На тропе восток – запад – восток встречались и расходились караваны. Один – на восход солнца, другой – на его закат. Самый умный следопыт не мог бы сказать, куда же ведет тропа, так как число встречных следов было одинаково.
Синие монголы развлекались бездельем, оружием, конской скачкой и рассказами об удалых делах войны. В сумерках пряный дым кизяка поднимался сереньким столбиком в холодеющем воздухе. Кто-то поминал Тенгиза. Того, кто стал великим ханом и кем-то был побежден на пиру после взятия сунского города Су-Чжоу.
Кто-нибудь из очевидцев в который-то раз повторял, по-детски дивясь виденному:
– И мы пришли. И он был уже без дыханья. И на нем лежала мертвая женщина. И тогда мы поняли – мы думали, что он хан, а он был человек.
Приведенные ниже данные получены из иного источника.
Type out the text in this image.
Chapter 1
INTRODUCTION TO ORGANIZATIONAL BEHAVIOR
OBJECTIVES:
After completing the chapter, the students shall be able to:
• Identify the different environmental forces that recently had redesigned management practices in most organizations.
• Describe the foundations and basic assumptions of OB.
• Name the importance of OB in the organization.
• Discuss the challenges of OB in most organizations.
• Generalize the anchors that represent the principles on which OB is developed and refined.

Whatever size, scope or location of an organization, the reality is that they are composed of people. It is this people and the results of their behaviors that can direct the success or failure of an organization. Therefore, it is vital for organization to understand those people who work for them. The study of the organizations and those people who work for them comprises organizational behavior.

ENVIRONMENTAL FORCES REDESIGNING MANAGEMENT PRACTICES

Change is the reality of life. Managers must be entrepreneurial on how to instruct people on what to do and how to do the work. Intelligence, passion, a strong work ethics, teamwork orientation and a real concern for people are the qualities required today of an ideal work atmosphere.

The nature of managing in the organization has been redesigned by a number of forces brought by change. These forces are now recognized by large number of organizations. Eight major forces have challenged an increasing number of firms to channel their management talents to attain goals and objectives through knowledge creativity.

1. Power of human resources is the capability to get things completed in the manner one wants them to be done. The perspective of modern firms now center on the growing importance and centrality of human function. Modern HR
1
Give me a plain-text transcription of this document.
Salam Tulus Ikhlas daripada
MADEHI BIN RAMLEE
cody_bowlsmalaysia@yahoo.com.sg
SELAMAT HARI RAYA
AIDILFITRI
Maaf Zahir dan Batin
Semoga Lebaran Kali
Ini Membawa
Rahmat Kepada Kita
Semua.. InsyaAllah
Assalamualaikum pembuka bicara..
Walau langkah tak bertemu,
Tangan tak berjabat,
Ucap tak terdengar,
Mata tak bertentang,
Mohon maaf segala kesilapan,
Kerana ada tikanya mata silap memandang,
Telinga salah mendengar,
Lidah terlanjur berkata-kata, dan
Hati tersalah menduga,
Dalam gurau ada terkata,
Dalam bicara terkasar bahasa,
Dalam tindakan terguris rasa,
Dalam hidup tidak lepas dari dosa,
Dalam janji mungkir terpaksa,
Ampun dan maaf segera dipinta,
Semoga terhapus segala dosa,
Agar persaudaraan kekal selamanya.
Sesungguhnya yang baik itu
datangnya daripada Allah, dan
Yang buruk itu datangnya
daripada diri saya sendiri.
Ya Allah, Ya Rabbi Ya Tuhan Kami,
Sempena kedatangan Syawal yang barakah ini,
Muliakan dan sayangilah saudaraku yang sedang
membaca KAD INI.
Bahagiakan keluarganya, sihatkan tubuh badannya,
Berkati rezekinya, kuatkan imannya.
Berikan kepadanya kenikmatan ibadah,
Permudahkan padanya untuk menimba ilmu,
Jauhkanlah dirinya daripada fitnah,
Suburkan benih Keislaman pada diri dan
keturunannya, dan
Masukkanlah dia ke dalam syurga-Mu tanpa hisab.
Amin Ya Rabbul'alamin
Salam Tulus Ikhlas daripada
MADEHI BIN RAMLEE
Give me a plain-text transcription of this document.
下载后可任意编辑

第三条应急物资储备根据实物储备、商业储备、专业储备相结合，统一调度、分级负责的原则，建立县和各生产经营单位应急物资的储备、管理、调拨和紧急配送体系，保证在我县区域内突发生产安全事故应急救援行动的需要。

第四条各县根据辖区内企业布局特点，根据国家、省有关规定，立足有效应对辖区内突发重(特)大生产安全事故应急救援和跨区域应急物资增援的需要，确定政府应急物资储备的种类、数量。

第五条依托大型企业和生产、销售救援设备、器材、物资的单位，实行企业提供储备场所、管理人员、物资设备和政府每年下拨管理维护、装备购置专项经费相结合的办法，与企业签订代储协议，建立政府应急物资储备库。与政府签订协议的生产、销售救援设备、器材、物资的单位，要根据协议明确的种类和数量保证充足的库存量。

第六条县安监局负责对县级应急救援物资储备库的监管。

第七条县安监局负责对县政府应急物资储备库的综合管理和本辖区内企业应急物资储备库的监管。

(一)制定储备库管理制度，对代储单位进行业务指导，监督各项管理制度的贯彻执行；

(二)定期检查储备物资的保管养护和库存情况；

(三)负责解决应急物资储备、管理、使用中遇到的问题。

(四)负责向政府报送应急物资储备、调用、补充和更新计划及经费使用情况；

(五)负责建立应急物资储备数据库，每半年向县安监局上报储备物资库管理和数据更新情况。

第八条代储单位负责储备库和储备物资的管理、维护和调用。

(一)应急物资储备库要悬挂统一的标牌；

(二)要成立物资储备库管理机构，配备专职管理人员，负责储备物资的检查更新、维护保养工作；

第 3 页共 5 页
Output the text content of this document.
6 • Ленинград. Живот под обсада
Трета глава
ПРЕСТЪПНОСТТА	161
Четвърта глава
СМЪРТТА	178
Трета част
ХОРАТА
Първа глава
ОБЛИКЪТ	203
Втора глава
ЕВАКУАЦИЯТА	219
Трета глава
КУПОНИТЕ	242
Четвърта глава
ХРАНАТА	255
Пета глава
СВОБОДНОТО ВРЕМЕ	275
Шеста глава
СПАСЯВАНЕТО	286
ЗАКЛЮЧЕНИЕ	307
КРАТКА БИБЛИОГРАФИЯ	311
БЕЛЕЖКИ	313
Как я, как ты…
Коль так, то чему удивлялся рассказчик? Что за беспокойство ему хотелось будить в себе и в других? И почему он нуждался в подтверждении смертности даже тех ханов, которые могли сделаться великими и не сделались ими по милости или из зависти Смерти?
Вместе с Тенгизом умерли другие сыновья Гутлука. В семье остался единственный мужчина, сын Тенгиза, мальчик Есугей. Дети не годятся в ханы синих монголов. Гутлук, забытый ради Тенгиза, схватил падающую власть стареющей цепкой рукой. Кто-то хотел возразить. Гутлук избежал большой крови, пролив малую с усмирившей всех стремительной жестокостью.
Так Тенгиз после смерти выиграл еще одно сражение и после зла, принесенного многим десяткам тысяч людей, убил отцовский покой.
Гутлук не учил монголов миру, воздержанию от насилия и гнева. Видения мира ушли из его души. Учить труду он не мог, так как сам не знал труда.
Заранее хан Гутлук выбрал девочку Аслун невестой для внука. Ожидая, пока детям не исполнится шестнадцать, он наставлял их, готовя к большому.
Не замечая, отец Тенгиза повторял мысли сына, дополнял, исправлял. Он создавал наставление – ясу, как хану взять власть и как удержать, одевая железом монгольские сны.
Так, отвергнув покой, хан Гутлук утверждал осужденное им самим. Так как суны убили Тенгиза. Так как месть чутко дремлет в монгольской душе, просыпаясь по первому зову. И потому, что любовь – самое слабое место сердец сильных людей всех племен.
Дальновидно или недальновидно, но Поднебесная быстро простила кочевников. Соблюдая честь – все мы нуждаемся хотя бы в призраке чести, – ученые сановники скрыли от самих себя причину великодушия государства. Кочевники висели над тропой восток – запад – восток, а у Поднебесной не было войск, способных пойти в степи облавой, чтобы уничтожить опасных соседей. Живут сегодня, о завтрашнем дне заботятся завтра. Другие поступали так же и не имея утешения в цзырах.
По принятому ранее ритуалу возобновились церемонии подношения дани Сыну Неба. Монгольская «дань» обменивалась на «подарки» в Туен-Хуанге. Новый правитель многострадального города, как и его предшественник, понимал, что грандиозные картины внутренней Поднебесной полезны для воображения «степных червей». Гутлук опять отказался. Грубая маска лица хана со шрамами от какой-то болезни устрашала каменной решимостью. Правитель отступился.